In seeking to identify a philosophy of liberation Cerutti asks whether almost five centuries of foreign control, economic dependence, and retrograde thinking have created a culture of domination and a preoccupation with liberation. He points out that a sense of historiography, a knowledge of political economy, a comprehension of the effects of science and technology on political power, and insight into the role of culture in society can lead to a philosophy of liberation that historians can use as a tool of analysis.

Cerutti focuses on Argentina while trying to explain the state of the philosophy of liberation in Latin America, which he divides into two schools. The populist school includes peronismo, emphasizes protest as a part of the Latin tradition, and is basically anti-Marxist and nonrevolutionary. The school critical of populism embraces historical materialism. Cerutti stresses the thinking of Argentina’s Enrique Dussel, who states that a basic incompatibility exists between European Marxism and the Latin tradition, and that a compromise has emerged in the form of criollo socialism, which seeks to convert, not destroy, the bourgeoisie.
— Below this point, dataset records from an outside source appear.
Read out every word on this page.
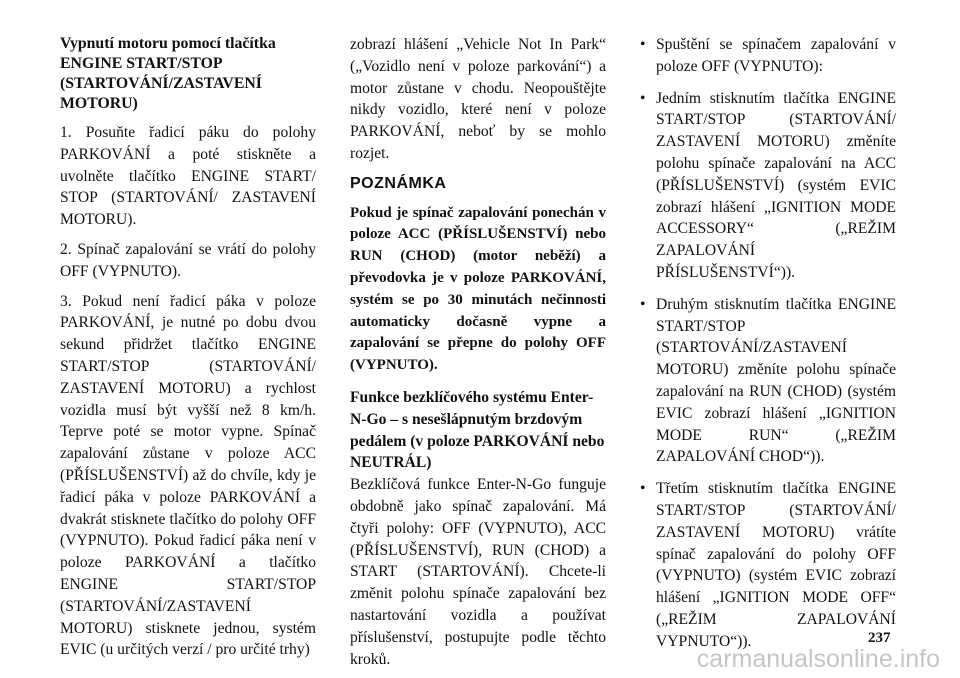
Vypnutí motoru pomocí tlačítka ENGINE START/STOP (STARTOVÁNÍ/ZASTAVENÍ MOTORU)

1. Posuňte řadicí páku do polohy PARKOVÁNÍ a poté stiskněte a uvolněte tlačítko ENGINE START/ STOP (STARTOVÁNÍ/ ZASTAVENÍ MOTORU).

2. Spínač zapalování se vrátí do polohy OFF (VYPNUTO).

3. Pokud není řadicí páka v poloze PARKOVÁNÍ, je nutné po dobu dvou sekund přidržet tlačítko ENGINE START/STOP (STARTOVÁNÍ/ ZASTAVENÍ MOTORU) a rychlost vozidla musí být vyšší než 8 km/h. Teprve poté se motor vypne. Spínač zapalování zůstane v poloze ACC (PŘÍSLUŠENSTVÍ) až do chvíle, kdy je řadicí páka v poloze PARKOVÁNÍ a dvakrát stisknete tlačítko do polohy OFF (VYPNUTO). Pokud řadicí páka není v poloze PARKOVÁNÍ a tlačítko ENGINE START/STOP (STARTOVÁNÍ/ZASTAVENÍ MOTORU) stisknete jednou, systém EVIC (u určitých verzí / pro určité trhy)

zobrazí hlášení „Vehicle Not In Park“ („Vozidlo není v poloze parkování“) a motor zůstane v chodu. Neopouštějte nikdy vozidlo, které není v poloze PARKOVÁNÍ, neboť by se mohlo rozjet.

POZNÁMKA

Pokud je spínač zapalování ponechán v poloze ACC (PŘÍSLUŠENSTVÍ) nebo RUN (CHOD) (motor neběží) a převodovka je v poloze PARKOVÁNÍ, systém se po 30 minutách nečinnosti automaticky dočasně vypne a zapalování se přepne do polohy OFF (VYPNUTO).

Funkce bezklíčového systému Enter-N-Go – s nesešlápnutým brzdovým pedálem (v poloze PARKOVÁNÍ nebo NEUTRÁL)

Bezklíčová funkce Enter-N-Go funguje obdobně jako spínač zapalování. Má čtyři polohy: OFF (VYPNUTO), ACC (PŘÍSLUŠENSTVÍ), RUN (CHOD) a START (STARTOVÁNÍ). Chcete-li změnit polohu spínače zapalování bez nastartování vozidla a používat příslušenství, postupujte podle těchto kroků.

• Spuštění se spínačem zapalování v poloze OFF (VYPNUTO):
• Jedním stisknutím tlačítka ENGINE START/STOP (STARTOVÁNÍ/ ZASTAVENÍ MOTORU) změníte polohu spínače zapalování na ACC (PŘÍSLUŠENSTVÍ) (systém EVIC zobrazí hlášení „IGNITION MODE ACCESSORY“ („REŽIM ZAPALOVÁNÍ PŘÍSLUŠENSTVÍ“)).
• Druhým stisknutím tlačítka ENGINE START/STOP (STARTOVÁNÍ/ZASTAVENÍ MOTORU) změníte polohu spínače zapalování na RUN (CHOD) (systém EVIC zobrazí hlášení „IGNITION MODE RUN“ („REŽIM ZAPALOVÁNÍ CHOD“)).
• Třetím stisknutím tlačítka ENGINE START/STOP (STARTOVÁNÍ/ ZASTAVENÍ MOTORU) vrátíte spínač zapalování do polohy OFF (VYPNUTO) (systém EVIC zobrazí hlášení „IGNITION MODE OFF“ („REŽIM ZAPALOVÁNÍ VYPNUTO“)).	237
carmanualsonline.info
Cerutti views dependency paradigms as manifestations of liberation philosophy. He shows that dependency theories are heuristic devices that concentrate on imperialism and nationalism. He also clearly illustrates the differences between diffusionist and dependency models.
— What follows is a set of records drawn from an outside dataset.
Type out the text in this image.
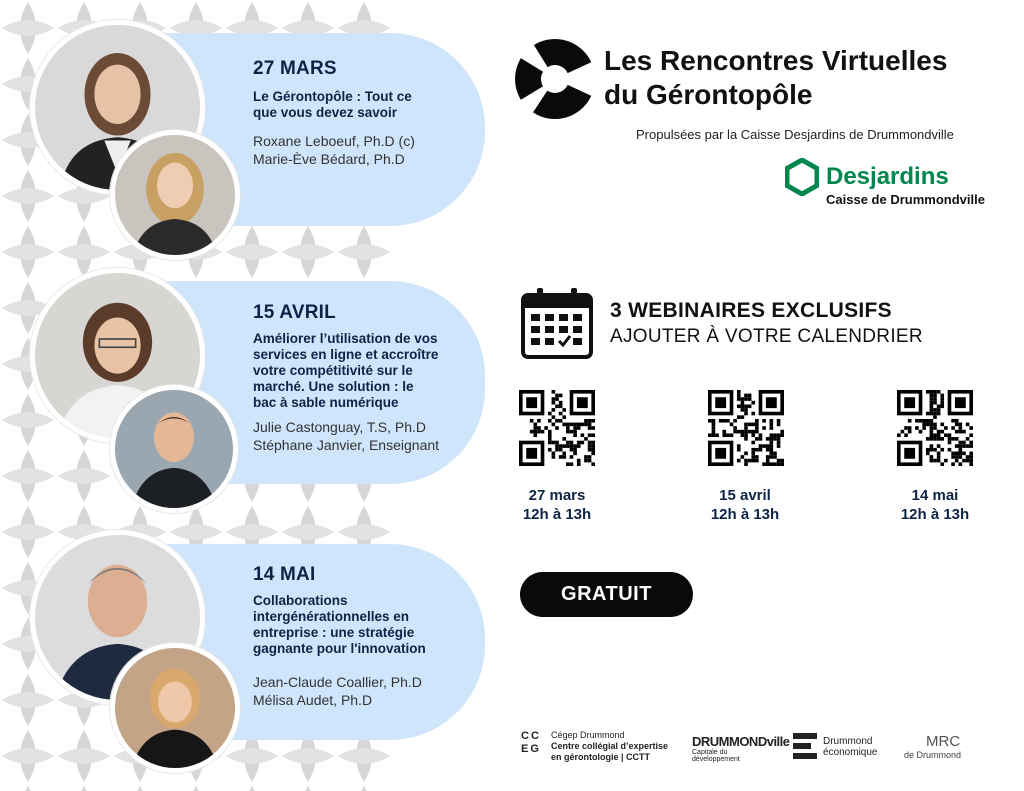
27 MARS
Le Gérontopôle : Tout ce
que vous devez savoir
Roxane Leboeuf, Ph.D (c)
Marie-Ève Bédard, Ph.D
15 AVRIL
Améliorer l’utilisation de vos
services en ligne et accroître
votre compétitivité sur le
marché. Une solution : le
bac à sable numérique
Julie Castonguay, T.S, Ph.D
Stéphane Janvier, Enseignant
14 MAI
Collaborations
intergénérationnelles en
entreprise : une stratégie
gagnante pour l'innovation
Jean-Claude Coallier, Ph.D
Mélisa Audet, Ph.D
Les Rencontres Virtuelles
du Gérontopôle
Propulsées par la Caisse Desjardins de Drummondville
Desjardins
Caisse de Drummondville
3 WEBINAIRES EXCLUSIFS
AJOUTER À VOTRE CALENDRIER
27 mars
12h à 13h
15 avril
12h à 13h
14 mai
12h à 13h
GRATUIT
CC
EG
Cégep Drummond
Centre collégial d’expertise
en gérontologie | CCTT
DRUMMONDville
Capitale du développement
Drummond
économique
MRC
de Drummond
Cerutti’s best chapter relates liberation theology to liberation philosophy. He views liberation theology as utopian, and as a way station on the Christian road to reconciliation with global historical reality. He finds dependency thinking in liberation theology, and notes that liberation theologists reject the diffusionist model, and accept class struggle as a part of the process of eliminating dependency. They regard liberation as an earthly as well as a spiritual goal; understand the conflicts between idealism and materialism; and conceive of Christianity as part of Latin America’s revolutionary ethos, as exemplified by Cuba’s support for the Sandinistas’ unique Christian-socialism.

The author claims that his work is not original and that he is content to reelaborate and integrate the ideas of others. If nothing more, his astute observations about the philosophy of liberation help liberate philosophy.